Beyond the K-12 education, there is large amounts of evidence at the college and postgraduate levels that cultural differences may be driving women away from STEM fields, as well as away from some non-STEM fields such as criminal justice, philosophy, and economics. In a recent study, Cimpian examined how perceptions on college majors relate to who is entering those majors. It was found that the dominant factor predicting the gender of college-major entrants is the degree of perceived discrimination against women. Women are less likely to enter fields where they expect to encounter discrimination. What happens if a woman perseveres in obtaining a college degree in a field where she encounters discrimination and underestimation and wants to pursue a postgraduate degree in that field? There will only be more obsticles that await her in the future.
Educational inequity is holding our students back from reaching their full potential and holding the younger generations back from receiving the best education responsible. In holding students back, we are depriving future society of the best foundation possible for a better world. If education were treated as an investment into the future of a country, investors would not hesitate to do their part in planning ahead and securing the future of a nation. As adults, constituents, educators, lawmakers, parents, and lifelong learners, we are responsible for the education our children are receiving. The children we are subjecting to a poorly designed education systems will be the ones leading our country. If we want a more equal country, we need to be exposing this idea to our future leaders. Would you want your future president to be a racist, sexist, tyrant?

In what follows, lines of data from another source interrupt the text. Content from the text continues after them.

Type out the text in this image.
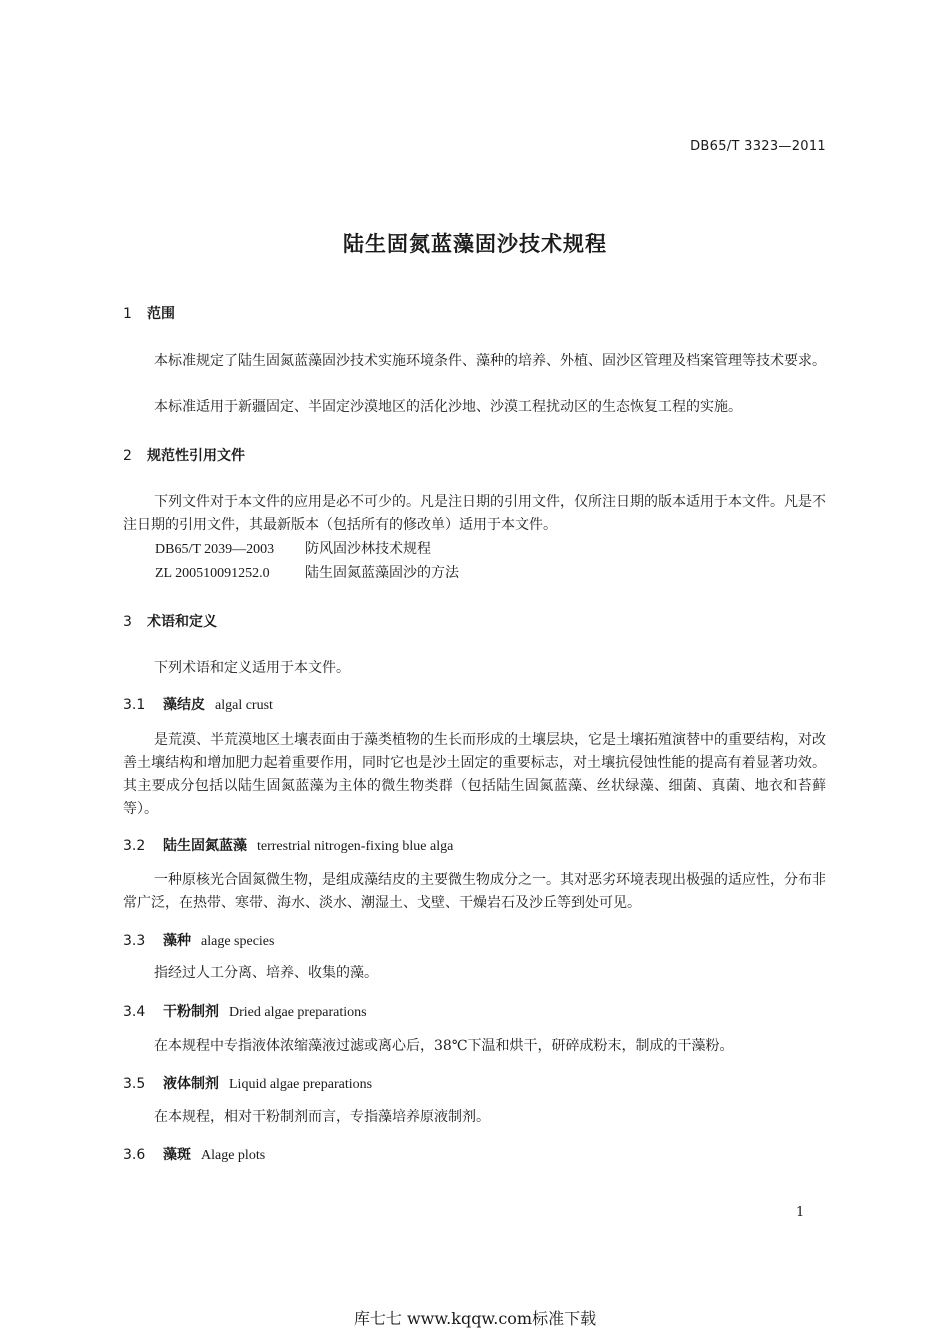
DB65/T 3323—2011
陆生固氮蓝藻固沙技术规程
1 范围
本标准规定了陆生固氮蓝藻固沙技术实施环境条件、藻种的培养、外植、固沙区管理及档案管理等技术要求。
本标准适用于新疆固定、半固定沙漠地区的活化沙地、沙漠工程扰动区的生态恢复工程的实施。
2 规范性引用文件
下列文件对于本文件的应用是必不可少的。凡是注日期的引用文件，仅所注日期的版本适用于本文件。凡是不注日期的引用文件，其最新版本（包括所有的修改单）适用于本文件。
DB65/T 2039—2003 防风固沙林技术规程
ZL 200510091252.0	陆生固氮蓝藻固沙的方法
3 术语和定义
下列术语和定义适用于本文件。
3.1 藻结皮 algal crust
是荒漠、半荒漠地区土壤表面由于藻类植物的生长而形成的土壤层块，它是土壤拓殖演替中的重要结构，对改善土壤结构和增加肥力起着重要作用，同时它也是沙土固定的重要标志，对土壤抗侵蚀性能的提高有着显著功效。其主要成分包括以陆生固氮蓝藻为主体的微生物类群（包括陆生固氮蓝藻、丝状绿藻、细菌、真菌、地衣和苔藓等）。
3.2 陆生固氮蓝藻 terrestrial nitrogen-fixing blue alga
一种原核光合固氮微生物，是组成藻结皮的主要微生物成分之一。其对恶劣环境表现出极强的适应性，分布非常广泛，在热带、寒带、海水、淡水、潮湿土、戈壁、干燥岩石及沙丘等到处可见。
3.3 藻种 alage species
指经过人工分离、培养、收集的藻。
3.4 干粉制剂 Dried algae preparations
在本规程中专指液体浓缩藻液过滤或离心后，38℃下温和烘干，研碎成粉末，制成的干藻粉。
3.5 液体制剂 Liquid algae preparations
在本规程，相对干粉制剂而言，专指藻培养原液制剂。
3.6 藻斑 Alage plots
1
库七七 www.kqqw.com标准下载
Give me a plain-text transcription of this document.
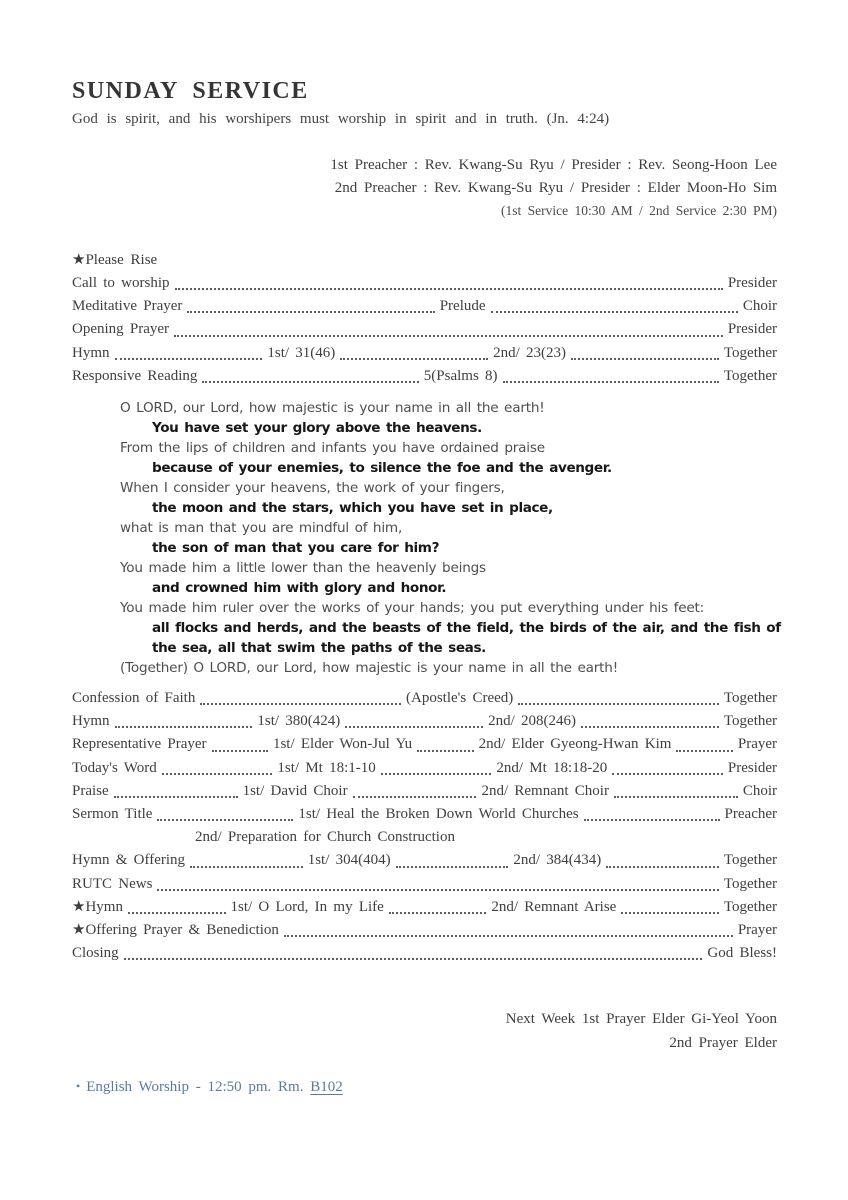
SUNDAY SERVICE
God is spirit, and his worshipers must worship in spirit and in truth. (Jn. 4:24)
1st Preacher : Rev. Kwang-Su Ryu / Presider : Rev. Seong-Hoon Lee
2nd Preacher : Rev. Kwang-Su Ryu / Presider : Elder Moon-Ho Sim
(1st Service 10:30 AM / 2nd Service 2:30 PM)
★Please Rise
Call to worship	Presider
Meditative Prayer	Prelude	Choir
Opening Prayer	Presider
Hymn	1st/ 31(46)	2nd/ 23(23)	Together
Responsive Reading	5(Psalms 8)	Together
O LORD, our Lord, how majestic is your name in all the earth!
You have set your glory above the heavens.
From the lips of children and infants you have ordained praise
because of your enemies, to silence the foe and the avenger.
When I consider your heavens, the work of your fingers,
the moon and the stars, which you have set in place,
what is man that you are mindful of him,
the son of man that you care for him?
You made him a little lower than the heavenly beings
and crowned him with glory and honor.
You made him ruler over the works of your hands; you put everything under his feet:
all flocks and herds, and the beasts of the field, the birds of the air, and the fish of
the sea, all that swim the paths of the seas.
(Together) O LORD, our Lord, how majestic is your name in all the earth!
Confession of Faith	(Apostle's Creed)	Together
Hymn	1st/ 380(424)	2nd/ 208(246)	Together
Representative Prayer	1st/ Elder Won-Jul Yu	2nd/ Elder Gyeong-Hwan Kim	Prayer
Today's Word	1st/ Mt 18:1-10	2nd/ Mt 18:18-20	Presider
Praise	1st/ David Choir	2nd/ Remnant Choir	Choir
Sermon Title	1st/ Heal the Broken Down World Churches	Preacher
2nd/ Preparation for Church Construction
Hymn & Offering	1st/ 304(404)	2nd/ 384(434)	Together
RUTC News	Together
★Hymn	1st/ O Lord, In my Life	2nd/ Remnant Arise	Together
★Offering Prayer & Benediction	Prayer
Closing	God Bless!
Next Week 1st Prayer Elder Gi-Yeol Yoon
2nd Prayer Elder
• English Worship - 12:50 pm. Rm. B102
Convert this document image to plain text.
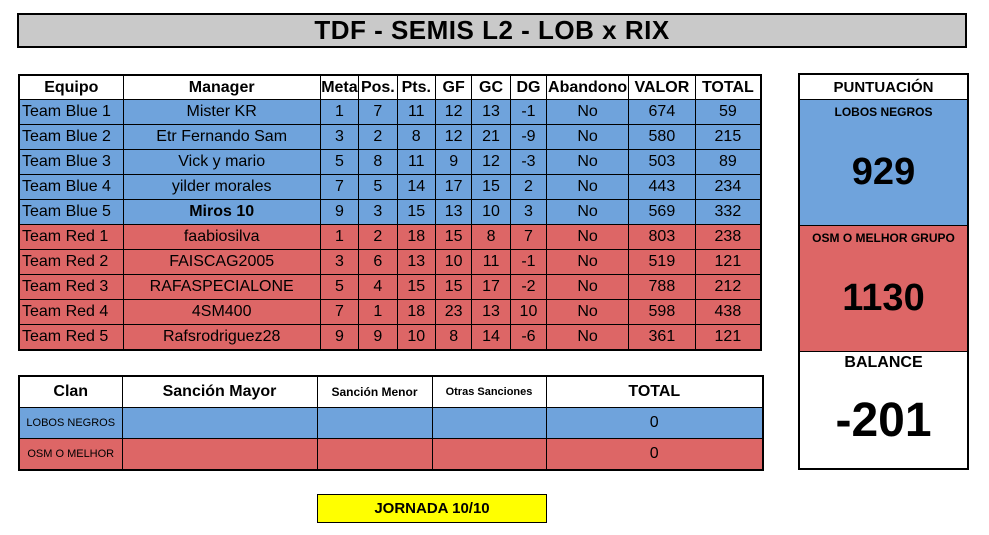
TDF - SEMIS L2 - LOB x RIX
Equipo	Manager	Meta	Pos.	Pts.	GF	GC	DG	Abandono	VALOR	TOTAL
Team Blue 1	Mister KR	1	7	11	12	13	-1	No	674	59
Team Blue 2	Etr Fernando Sam	3	2	8	12	21	-9	No	580	215
Team Blue 3	Vick y mario	5	8	11	9	12	-3	No	503	89
Team Blue 4	yilder morales	7	5	14	17	15	2	No	443	234
Team Blue 5	Miros 10	9	3	15	13	10	3	No	569	332
Team Red 1	faabiosilva	1	2	18	15	8	7	No	803	238
Team Red 2	FAISCAG2005	3	6	13	10	11	-1	No	519	121
Team Red 3	RAFASPECIALONE	5	4	15	15	17	-2	No	788	212
Team Red 4	4SM400	7	1	18	23	13	10	No	598	438
Team Red 5	Rafsrodriguez28	9	9	10	8	14	-6	No	361	121
Clan	Sanción Mayor	Sanción Menor	Otras Sanciones	TOTAL
LOBOS NEGROS				0
OSM O MELHOR				0
PUNTUACIÓN
LOBOS NEGROS
929
OSM O MELHOR GRUPO
1130
BALANCE
-201
JORNADA 10/10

With our advancing twenty-first century technology, we have more opportunity and ability to create change than ever before. We have the power to shape how we think the world should operate, and so far we have not taken advantage of that opportunity. We can no longer allow our children to suffer through poorly-funded educational measures or selectively pick which students learn without the proper resources. If we can change how we approach education, we have the potential to decrease the achievement gap and change the future of socioeconomic inequality. We are all human. We all deserve an equal education. We can stand up to teach our students the importance of learning, develop a culture around education, and teach all students, despite race, gender, ethnicity, and socioeconomic class the skills they need to tackle the problems of the future.